Forum Moderators: open
Our site is dynamic DB driven... we have session IDs in the URL and IPs in the URL... so I suspect that was part of the problem. But in the past (two years now) Google has successfuly crawled our site. So I'm a little perplexed on what to do.
Other than redesigning our site does anyone have suggestions that allows Google to crawl, but not bring us to our knees?
Thanks,
JP
Make sure your TOS says the site is only to be accessed by true users and then hit 'em with a law suit for not reading and obeying it ;)
I'm all for changing robots.txt so that it has to explicitely say a site may be crawled by spiders....that should get the SE's index sizes back to something manageable...LOL ;)
Heck, the law says if some uninvited Joe decided to wander through my home in the middle of the day I am perfectly entitled to blast him with a 12 guage....same should apply to spiders online :)
Seriously though, Google needs to put a little more thought into what its bot is doing with regard to dynamic URLs. This is not your problem to fix, it is theirs.
This is not your problem to fix, it is theirs.
Google specifically ask webmasters not to serve googlebot with an SID.
Fairly easy to do this by user-agent.
Seriously though, Google needs to put a little more thought into what its bot is doing with regard to dynamic URLs.
I agree with that though - 99% of SID's actually have "SID=" at the end of the URL - no idea why they can't just ignore everything from "SID=" onwards.
TJ
Make sure your TOS says the site is only to be accessed by true users and then hit 'em with a law suit for not reading and obeying it ;)
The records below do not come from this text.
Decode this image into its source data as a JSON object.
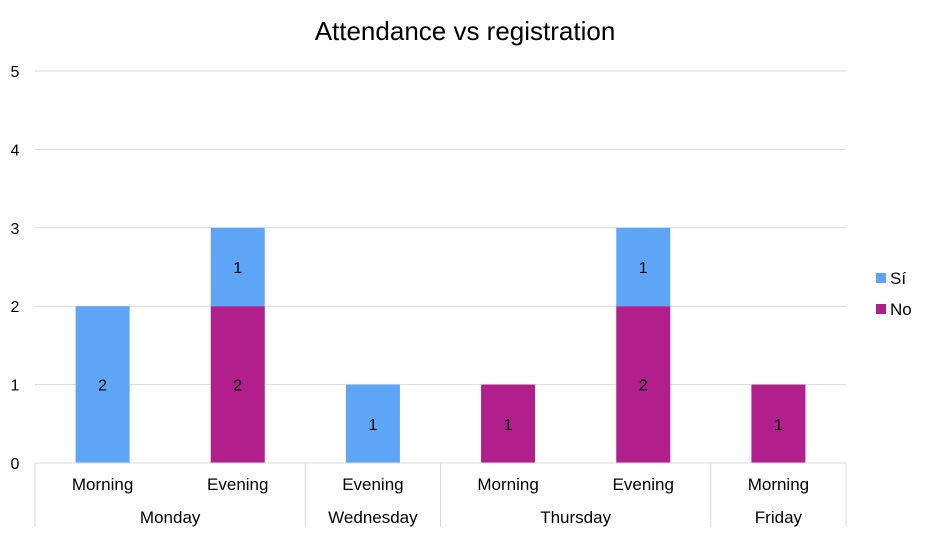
{
  "chart_data": {
    "type": "bar",
    "stacked": true,
    "title": "Attendance vs registration",
    "xlabel": "",
    "ylabel": "",
    "ylim": [
      0,
      5
    ],
    "yticks": [
      "0",
      "1",
      "2",
      "3",
      "4",
      "5"
    ],
    "grid": true,
    "legend_position": "right",
    "categories": [
      "Morning",
      "Evening",
      "Evening",
      "Morning",
      "Evening",
      "Morning"
    ],
    "groups": [
      {
        "label": "Monday",
        "count": 2
      },
      {
        "label": "Wednesday",
        "count": 1
      },
      {
        "label": "Thursday",
        "count": 2
      },
      {
        "label": "Friday",
        "count": 1
      }
    ],
    "series": [
      {
        "name": "No",
        "color": "#b01f8c",
        "values": [
          0,
          2,
          0,
          1,
          2,
          1
        ]
      },
      {
        "name": "Sí",
        "color": "#5ea6f5",
        "values": [
          2,
          1,
          1,
          0,
          1,
          0
        ]
      }
    ],
    "legend_order": [
      "Sí",
      "No"
    ]
  }
}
I don't see that any such statement is necessary. It behoves all search engines to manage their robots in a manner that is not detrimental to the sites they are visiting. If I write a program that brings a website to its knees it's likely to be called a D.O.S. attack and if I'm caught I should rightly end up in court. I do not believe that a defence based on the site's T.O.S. would be effective.
Kaled.
IANAL, but assuming it was unintentional I'd day not likely in the US. I'd never rule against Google if I were the juror. Anone who is savvy enough to know how to serve up dynamic URLs should know about robots.txt.
1. Email Google your situation and ask them if they can pace the crawling of your site.
2. Or...Get a more powerful server and a reliable host. Think of it this way, if those spider access are unique human access then you will still have the same problem.